Günlük nasıl yazılır?
Eski Osmanlı Edebiyatı tarafından “ruzname” olarak adlandırılan günlük, tamamen kişisel deneyimlerin belirli periyotlarla yazılmasıdır. Zaman kavramının çok önemli olduğu günlüklerde yazılan yazılara tarih atılması ve böylece günlük kaydının günü gününe tutulması gerekir. Zira adından da anlaşılabileceği gibi günlük, her gün düzenli bir biçimde kişinin duygu ve izlenimlerini kağıda aktarmasıdır. Günlükler yazarının yaşamından kesitler sunan ve anıların ölümsüzleşmesini sağlayan kısa yazılardır. Günlük düzenli bir biçimde her gün yazıldığından büyük çoğunlukla günlük yazıları da kısa tutulur. Kişinin öz benliği ile baş başa kaldığı bir ortam olarak da adlandırılan günlükler içten ve samimi bir üslup ile yazılır. Kişi nasıl ki zihninde belirli bir düşünceyi tekrar ederken kendi kendisiyle samimi bir biçimde konuşuyorsa, günlüğe aktardığı izlenim ve duyguların da bu samimiyeti yansıtması gerekir.

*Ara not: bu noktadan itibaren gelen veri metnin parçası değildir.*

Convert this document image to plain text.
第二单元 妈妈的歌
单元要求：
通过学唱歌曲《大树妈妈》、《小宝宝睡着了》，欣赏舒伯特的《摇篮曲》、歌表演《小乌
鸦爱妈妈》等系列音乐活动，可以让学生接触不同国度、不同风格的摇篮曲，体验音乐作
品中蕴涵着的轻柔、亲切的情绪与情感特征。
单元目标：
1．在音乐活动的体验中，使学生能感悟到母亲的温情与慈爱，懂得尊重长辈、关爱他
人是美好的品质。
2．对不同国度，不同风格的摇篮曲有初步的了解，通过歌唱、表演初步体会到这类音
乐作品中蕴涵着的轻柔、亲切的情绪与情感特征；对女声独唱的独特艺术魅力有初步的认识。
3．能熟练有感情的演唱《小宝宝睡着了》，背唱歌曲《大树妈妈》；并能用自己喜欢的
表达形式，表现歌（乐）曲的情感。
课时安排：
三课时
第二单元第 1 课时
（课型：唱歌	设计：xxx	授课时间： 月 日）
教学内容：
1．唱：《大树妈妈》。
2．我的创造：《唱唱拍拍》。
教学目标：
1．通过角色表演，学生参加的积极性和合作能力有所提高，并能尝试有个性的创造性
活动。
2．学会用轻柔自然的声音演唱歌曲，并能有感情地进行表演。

Günlüklerin kişisel yazılar olması, günlüğün muhakkak sahibi tarafından yazılmasını gerektirir. Yazı, kişinin bizzat kendi tarafından yazılmaması halinde “günlük” olma özelliğini kaybetmektedir. Ayrıca günlüklerdeki yazıların inandırıcı olması gerektiği üzerine de birçok düşünce geliştirilmiştir. İlk bakışta günlük yalnızca kişi tarafından okunacak ve tamamen kişiye özel bir ortam olduğundan içeriğinin inandırıcı olması gerekmediği düşünülse de, kişinin kendi kendine yalan söylemesinin de kabul edilebilir olmadığı aşikardır. Bu nedenle her ne kadar yazar haricinde kimse tarafından okunmayacak dahi olsa, yine de günlüğün inandırıcı bir dille yazılması gerekir. Günlük sayfalarına tarih atılması belirli bir zaman aralığının kast edilmesini sağladığından, günlüğün tutarlı olabilmesi için de inandırıcılık özelliğine dikkat edilmesi önemlidir.
Hayata dair kişinin istediği her şeyin yazılabildiği günlüklerde gözlem yapmanın da önemi büyüktür. Kişisel gözlem yolu ile tecrübe edilen olayların günlüğe aktarılması ile daha inandırıcı ve samimi bir üslup oluşacaktır. Toplumumuzda insanlar genellikle anı ile günlüğü birbirine karıştırır. Birbirinden oldukça farklı iki metin biçimi olan anı ve günlük, zaman periyotu açısından birbirinden ayrılır. Aradan uzun yıllar geçmiş bir olayın dahi anlatılması ile anı yazmak mümkünken, günlüğün her gün düzenli bir biçimde yazılması ve olayların günlük olarak anlatılması gerekir. Ayrıca anı yazarları başka insanların yaşamına dair kesitler de sunabilir yani başkasının yaşanmışlarını da anlatabilirken, günlük bireysel olarak kişinin kendi yaşadıklarının anlatılmasıdır. Ömer Seyfettin’in Ruzname’si, Cemal Süreya’nın Günler’i ve Nurullah Ataç’ın Günce’si Batı etkisiyle şekillenen Çağdaş Türk Edebiyatı’ndaki bazı günlük örnekleridir.